Meta calls Cicero’s natural language skills a “controllable interaction model.” This is the core of Cicero’s personality. Like GPT-3, Cicero draws from his large corpus of internet text scraped from the web. “We started with 2.7 billion parameters to build a controllable interaction model. bartLanguage models like those pre-trained on texts from the internet and fine-tuned on over 40,000 human games on webDiplomacy.net describe meta.

The resulting model mastered the complexity of complex games. “For example, Cicero can speculate that he will need certain player support later in the game,” says Mehta. from their particular point of view. “

Meta’s Cicero Study Appeared Titled Science magazine, “Human-Level Play in the Game of Diplomacy by Combining Language Models and Strategic Reasoning.”

As for broader applications, Meta says Cicero’s work could potentially “relax communication barriers” between humans and AI, such as sustaining long conversations to teach someone a new skill. suggesting.
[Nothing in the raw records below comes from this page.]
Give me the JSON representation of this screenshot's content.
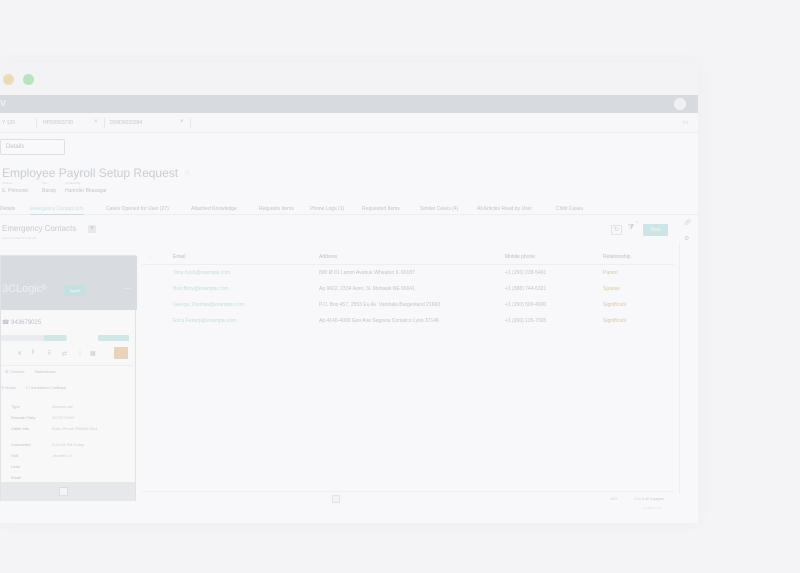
{
  "window": {
    "app_logo": "v",
    "tabs": [
      "Y 126",
      "HPD0563730",
      "D09D0033394"
    ]
  },
  "record": {
    "details_button": "Details",
    "title": "Employee Payroll Setup Request",
    "meta_labels": [
      "Contact",
      "Cat",
      "Created By"
    ],
    "meta_values": [
      "E. Petrovne",
      "Bandy",
      "Harinder Bhasagar"
    ]
  },
  "subtabs": [
    "Details",
    "Emergency Contact Info",
    "Cases Opened for User (27)",
    "Attached Knowledge",
    "Requests Items",
    "Phone Logs (1)",
    "Requested Items",
    "Similar Cases (4)",
    "All Articles Read by User",
    "Child Cases"
  ],
  "section": {
    "title": "Emergency Contacts",
    "add": "+",
    "subtitle": "Last refreshed at 5:20 AM",
    "new_button": "New",
    "filter_count": "0"
  },
  "grid": {
    "headers": [
      "Email",
      "Address",
      "Mobile phone",
      "Relationship"
    ],
    "rows": [
      {
        "email": "Tony.hush@example.com",
        "address": "890 Ø 01 Lamm Avenue Wheaton IL 60187",
        "phone": "+1 (156) 238-5491",
        "relationship": "Parent"
      },
      {
        "email": "Bret.Broy@example.com",
        "address": "Ap 9602, 2334 Aore, 3L Mohawk NE 66041",
        "phone": "+1 (388) 744-5321",
        "relationship": "Spouse"
      },
      {
        "email": "George.Thomas@example.com",
        "address": "P.O. Box 457, 2553 Eu Av. Vandalia Burgenland 21663",
        "phone": "+1 (150) 509-4600",
        "relationship": "Significant"
      },
      {
        "email": "Erica.Fenerp@example.com",
        "address": "Ap 4140-4000 Gen Ave Segovia Comalco Lyon 37146",
        "phone": "+1 (260) 135-7305",
        "relationship": "Significant"
      }
    ],
    "page_size": "100",
    "page_info": "1 to 4 of 4 pages",
    "footer_note": "Loaded 4 rows"
  },
  "panel": {
    "brand": "3CLogic",
    "brand_mark": "ᵇ",
    "beta_badge": "Agent",
    "phone_label": "☎ 943679025",
    "tab_1": "☰ Timeline",
    "tab_2": "Tasks/Notes",
    "action_1": "✎ Notes",
    "action_2": "☐ Scheduled Callback",
    "fields": [
      {
        "label": "Type",
        "value": "Internal call"
      },
      {
        "label": "Remote Party",
        "value": "3673073099"
      },
      {
        "label": "Caller Info",
        "value": "Brian Phone 9909517614"
      },
      {
        "label": "Connected",
        "value": "5:24:03 PM Today"
      },
      {
        "label": "Skill",
        "value": "Jennifer Lit"
      },
      {
        "label": "Lead",
        "value": ""
      },
      {
        "label": "Email",
        "value": ""
      },
      {
        "label": "Notes",
        "value": "- - - -"
      }
    ]
  }
}
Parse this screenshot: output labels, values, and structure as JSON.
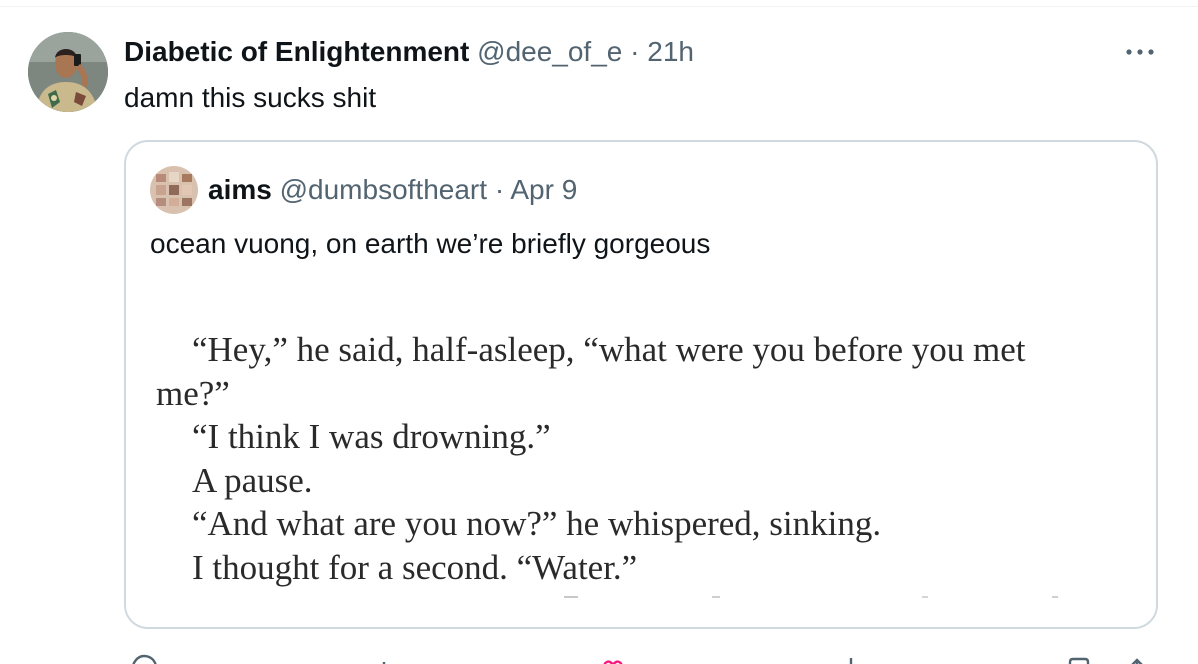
{
  "tweet": {
    "display_name": "Diabetic of Enlightenment",
    "handle": "@dee_of_e",
    "separator": "·",
    "time": "21h",
    "text": "damn this sucks shit"
  },
  "quoted_tweet": {
    "display_name": "aims",
    "handle": "@dumbsoftheart",
    "separator": "·",
    "date": "Apr 9",
    "text": "ocean vuong, on earth we’re briefly gorgeous",
    "image_text": {
      "line1": "“Hey,” he said, half-asleep, “what were you before you met",
      "line2": "me?”",
      "line3": "“I think I was drowning.”",
      "line4": "A pause.",
      "line5": "“And what are you now?” he whispered, sinking.",
      "line6": "I thought for a second. “Water.”"
    }
  },
  "icons": {
    "more": "more-horizontal-icon",
    "reply": "reply-icon",
    "retweet": "retweet-icon",
    "like": "heart-icon",
    "views": "views-icon",
    "bookmark": "bookmark-icon",
    "share": "share-icon"
  },
  "colors": {
    "text_primary": "#0f1419",
    "text_secondary": "#536471",
    "border": "#cfd9de",
    "like_accent": "#f91880"
  }
}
Or you could power a video game where NPCs can talk like humans, understand the player’s motivations, and adapt along the way.

At the same time, this technology could be used in some circumstances to manipulate people by impersonating them and deceiving them in dangerous ways. Along these lines, Meta hopes other researchers can build its code “in a responsible manner” and takes steps to detect and remove “toxic messages in this new domain.” says he is teaching. ingested—always risk For large language models.

provided by meta Detailed site Explained how Cicero works and open sourced Cicero’s code on GitHub. Online diplomacy Fans, and maybe even the rest of us, might need to take note.